A recent study has connected the sudden dismantling of the United States Agency for International Development under U.S. President Donald Trump to increasing violence in some of Africa’s most vulnerable regions.

The research, published on Thursday in the journal Science, revealed that areas previously heavily reliant on USAID assistance experienced a notable and prolonged rise in conflict following the abrupt suspension of the agency’s activities.

Researchers from institutions across Europe and the United States stopped short of concluding that the aid reductions directly triggered the violence.

Nonetheless, they cautioned that sudden interruptions to major humanitarian and development programmes could further weaken communities that were already unstable.

“The abrupt withdrawal of USAID led to a significant and sustained increase in conflict across Africa’s most USAID-dependent regions,” the study stated.

Last year, the Trump administration moved to shut down USAID, terminating more than 90 per cent of its international aid contracts and slashing approximately $60 billion in global assistance funding.

The move disrupted humanitarian operations, staffing structures, procurement networks and development programmes in multiple countries.

For many years, USAID had served as one of Africa’s biggest providers of humanitarian and development support, funding governments, relief organisations and non-governmental agencies responding to insurgencies, displacement, hunger crises and weak public services.

In Nigeria, USAID financing supported humanitarian programmes in regions devastated by the Boko Haram insurgency, including food distribution, healthcare services and aid for displaced populations in the northeast.

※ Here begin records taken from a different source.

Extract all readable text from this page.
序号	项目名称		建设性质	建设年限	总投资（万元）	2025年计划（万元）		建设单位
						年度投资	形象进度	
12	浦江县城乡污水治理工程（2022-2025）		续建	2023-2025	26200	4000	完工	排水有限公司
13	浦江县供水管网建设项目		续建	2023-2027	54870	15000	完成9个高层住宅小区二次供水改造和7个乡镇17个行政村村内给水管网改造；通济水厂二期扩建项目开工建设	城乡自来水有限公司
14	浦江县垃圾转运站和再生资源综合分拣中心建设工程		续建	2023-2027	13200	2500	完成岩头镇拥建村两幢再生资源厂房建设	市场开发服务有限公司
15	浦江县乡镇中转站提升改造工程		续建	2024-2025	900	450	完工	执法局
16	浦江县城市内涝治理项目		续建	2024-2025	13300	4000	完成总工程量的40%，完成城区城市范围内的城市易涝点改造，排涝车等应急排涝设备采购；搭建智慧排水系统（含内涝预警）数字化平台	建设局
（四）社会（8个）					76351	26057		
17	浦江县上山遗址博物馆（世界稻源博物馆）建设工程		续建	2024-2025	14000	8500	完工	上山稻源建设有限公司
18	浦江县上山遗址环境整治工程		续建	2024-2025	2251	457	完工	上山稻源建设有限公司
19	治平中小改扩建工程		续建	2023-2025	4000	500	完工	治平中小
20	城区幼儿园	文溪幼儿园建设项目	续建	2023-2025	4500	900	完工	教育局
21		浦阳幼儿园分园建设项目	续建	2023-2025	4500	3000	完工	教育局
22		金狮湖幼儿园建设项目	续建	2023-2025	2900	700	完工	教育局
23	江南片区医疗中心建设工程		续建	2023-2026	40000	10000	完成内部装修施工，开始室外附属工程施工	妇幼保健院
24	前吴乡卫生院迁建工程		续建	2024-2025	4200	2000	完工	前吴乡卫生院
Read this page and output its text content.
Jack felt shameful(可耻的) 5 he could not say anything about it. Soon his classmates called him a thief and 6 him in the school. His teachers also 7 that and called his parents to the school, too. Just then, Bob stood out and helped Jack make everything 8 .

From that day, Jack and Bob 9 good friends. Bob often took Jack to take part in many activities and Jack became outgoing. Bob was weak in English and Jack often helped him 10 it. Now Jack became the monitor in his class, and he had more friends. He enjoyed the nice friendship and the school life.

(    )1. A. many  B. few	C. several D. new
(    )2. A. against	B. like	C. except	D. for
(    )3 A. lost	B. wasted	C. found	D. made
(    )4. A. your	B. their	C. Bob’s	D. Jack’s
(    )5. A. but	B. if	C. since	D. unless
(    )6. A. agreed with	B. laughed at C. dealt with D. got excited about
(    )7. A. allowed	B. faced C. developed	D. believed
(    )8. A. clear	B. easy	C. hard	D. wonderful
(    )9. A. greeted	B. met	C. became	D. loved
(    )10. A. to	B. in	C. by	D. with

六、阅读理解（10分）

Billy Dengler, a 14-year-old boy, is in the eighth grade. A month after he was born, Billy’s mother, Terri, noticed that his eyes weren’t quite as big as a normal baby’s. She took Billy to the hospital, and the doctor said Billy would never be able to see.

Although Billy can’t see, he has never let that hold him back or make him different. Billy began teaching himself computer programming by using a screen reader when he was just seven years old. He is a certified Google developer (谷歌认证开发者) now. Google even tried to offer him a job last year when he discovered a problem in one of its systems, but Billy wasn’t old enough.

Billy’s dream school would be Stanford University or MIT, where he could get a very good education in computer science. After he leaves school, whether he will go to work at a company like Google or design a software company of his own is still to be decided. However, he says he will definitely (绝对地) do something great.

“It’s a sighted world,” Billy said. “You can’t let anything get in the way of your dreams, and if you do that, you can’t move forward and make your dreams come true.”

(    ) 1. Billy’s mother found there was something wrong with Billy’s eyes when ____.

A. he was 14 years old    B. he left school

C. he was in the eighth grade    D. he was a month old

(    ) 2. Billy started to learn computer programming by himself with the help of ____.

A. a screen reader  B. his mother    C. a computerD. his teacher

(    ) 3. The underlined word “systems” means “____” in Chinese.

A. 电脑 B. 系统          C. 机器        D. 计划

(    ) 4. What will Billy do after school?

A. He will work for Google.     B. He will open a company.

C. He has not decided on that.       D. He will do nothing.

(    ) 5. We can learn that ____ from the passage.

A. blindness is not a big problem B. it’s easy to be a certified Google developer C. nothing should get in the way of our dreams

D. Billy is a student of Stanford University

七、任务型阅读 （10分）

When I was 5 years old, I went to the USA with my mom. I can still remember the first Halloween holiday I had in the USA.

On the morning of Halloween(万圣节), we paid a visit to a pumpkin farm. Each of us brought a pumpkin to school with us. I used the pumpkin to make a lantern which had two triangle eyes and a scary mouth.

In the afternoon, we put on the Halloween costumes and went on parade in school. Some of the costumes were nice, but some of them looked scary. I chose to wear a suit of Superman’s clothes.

Within Ethiopia, the agency played an important role in relief efforts in the Tigray region, where recovery has remained slow after a devastating civil conflict that claimed hundreds of thousands of lives.

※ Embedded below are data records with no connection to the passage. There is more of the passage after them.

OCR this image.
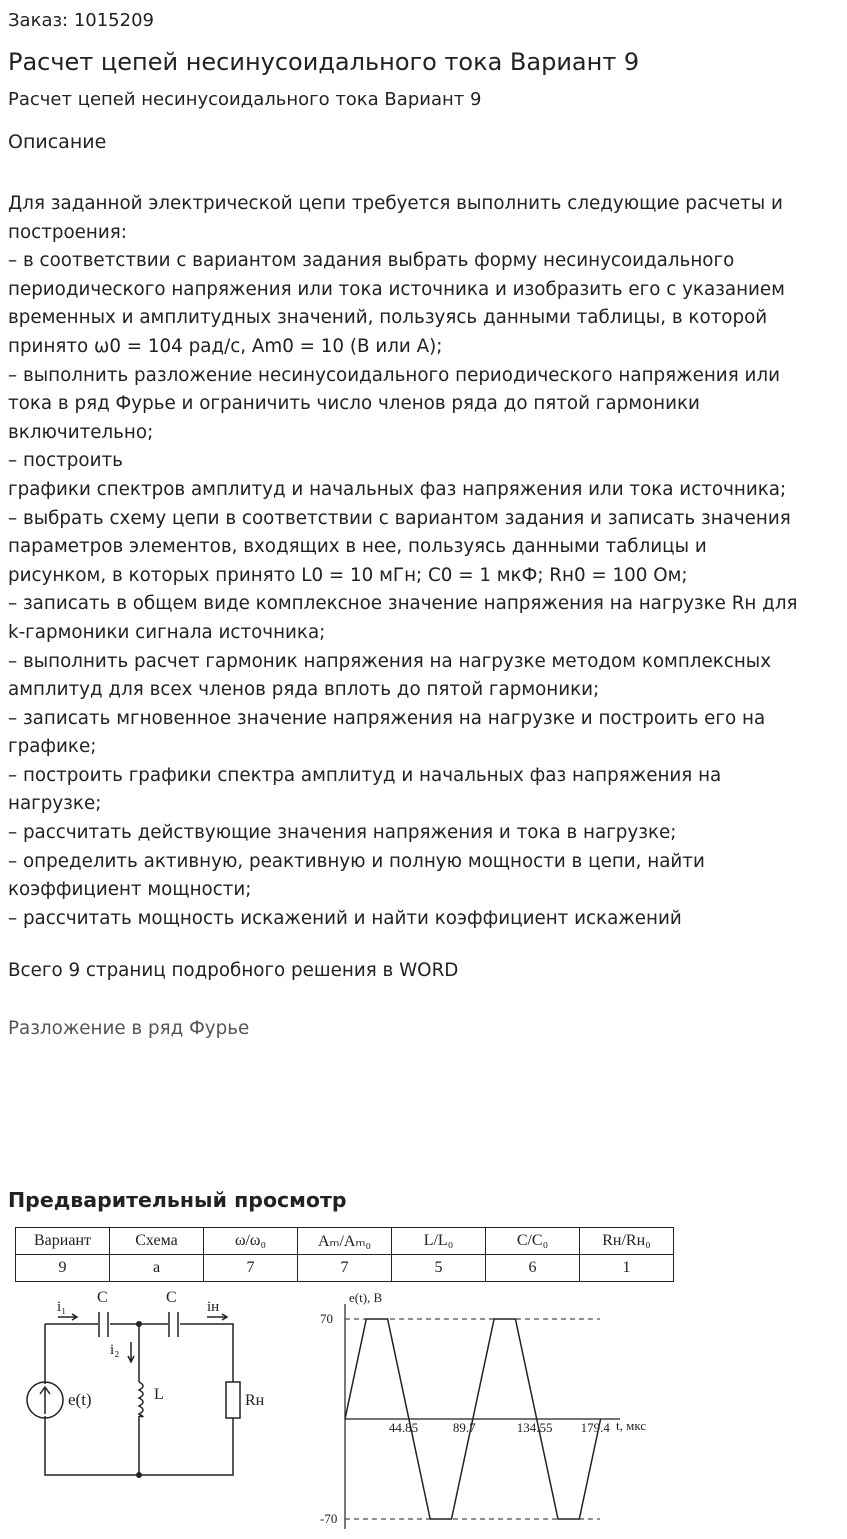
Заказ: 1015209
Расчет цепей несинусоидального тока Вариант 9
Расчет цепей несинусоидального тока Вариант 9
Описание

Для заданной электрической цепи требуется выполнить следующие расчеты и

построения:

– в соответствии с вариантом задания выбрать форму несинусоидального

периодического напряжения или тока источника и изобразить его с указанием

временных и амплитудных значений, пользуясь данными таблицы, в которой

принято ω0 = 104 рад/с, Am0 = 10 (В или А);

– выполнить разложение несинусоидального периодического напряжения или

тока в ряд Фурье и ограничить число членов ряда до пятой гармоники

включительно;

– построить

графики спектров амплитуд и начальных фаз напряжения или тока источника;

– выбрать схему цепи в соответствии с вариантом задания и записать значения

параметров элементов, входящих в нее, пользуясь данными таблицы и

рисунком, в которых принято L0 = 10 мГн; C0 = 1 мкФ; Rн0 = 100 Ом;

– записать в общем виде комплексное значение напряжения на нагрузке Rн для

k-гармоники сигнала источника;

– выполнить расчет гармоник напряжения на нагрузке методом комплексных

амплитуд для всех членов ряда вплоть до пятой гармоники;

– записать мгновенное значение напряжения на нагрузке и построить его на

графике;

– построить графики спектра амплитуд и начальных фаз напряжения на

нагрузке;

– рассчитать действующие значения напряжения и тока в нагрузке;

– определить активную, реактивную и полную мощности в цепи, найти

коэффициент мощности;

– рассчитать мощность искажений и найти коэффициент искажений

Всего 9 страниц подробного решения в WORD
Разложение в ряд Фурье
Предварительный просмотр
Вариант	Схема	ω/ω₀	Aₘ/Aₘ₀	L/L₀	C/C₀	Rн/Rн₀
9	а	7	7	5	6	1
i₁
C	C
iн
i₂
e(t)	L	Rн
e(t), В
t, мкс
44.85	89.7	134.55 179.4
70
-70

USAID also directed substantial investment into northern Côte d’Ivoire, where authorities and international partners have sought to stop extremist groups linked to al-Qaeda and the Islamic State from expanding southward from the Sahel.

The report emerges at a time when insecurity linked to militant Islamist groups is worsening across Africa.

Figures released this week by the Armed Conflict Location & Event Data Project showed that jihadist movements have become increasingly active across the continent and have intensified attacks on civilians over the past four years.

According to the researchers, there was a strong relationship between the withdrawal of USAID assistance and rising unrest in aid-dependent areas, although they stressed that the findings should not be interpreted as evidence that foreign aid alone prevents conflict.

Instead, they argued that the results demonstrate the risks associated with suddenly removing essential support structures from communities already struggling with insecurity, poverty and fragile institutions.

Nathaniel Raymond, executive director of the Humanitarian Research Lab at the Yale School of Public Health, warned that the consequences of the shutdown could persist even if funding is restored in the future.

“The lasting problem with the shuttering of USAID is likely going to be that for much of its conflict prevention work, even if you put back all the money, the experience is gone,” he said.

Ladd Serwat, a senior Africa analyst at ACLED, stated that some USAID-supported initiatives may previously have helped local communities resist militant influence and violence before they were discontinued.

“We now see increasing insurgency and spillover, so some of those programmes may have supported these communities from insurgent threats, and now they are no longer active,” he said.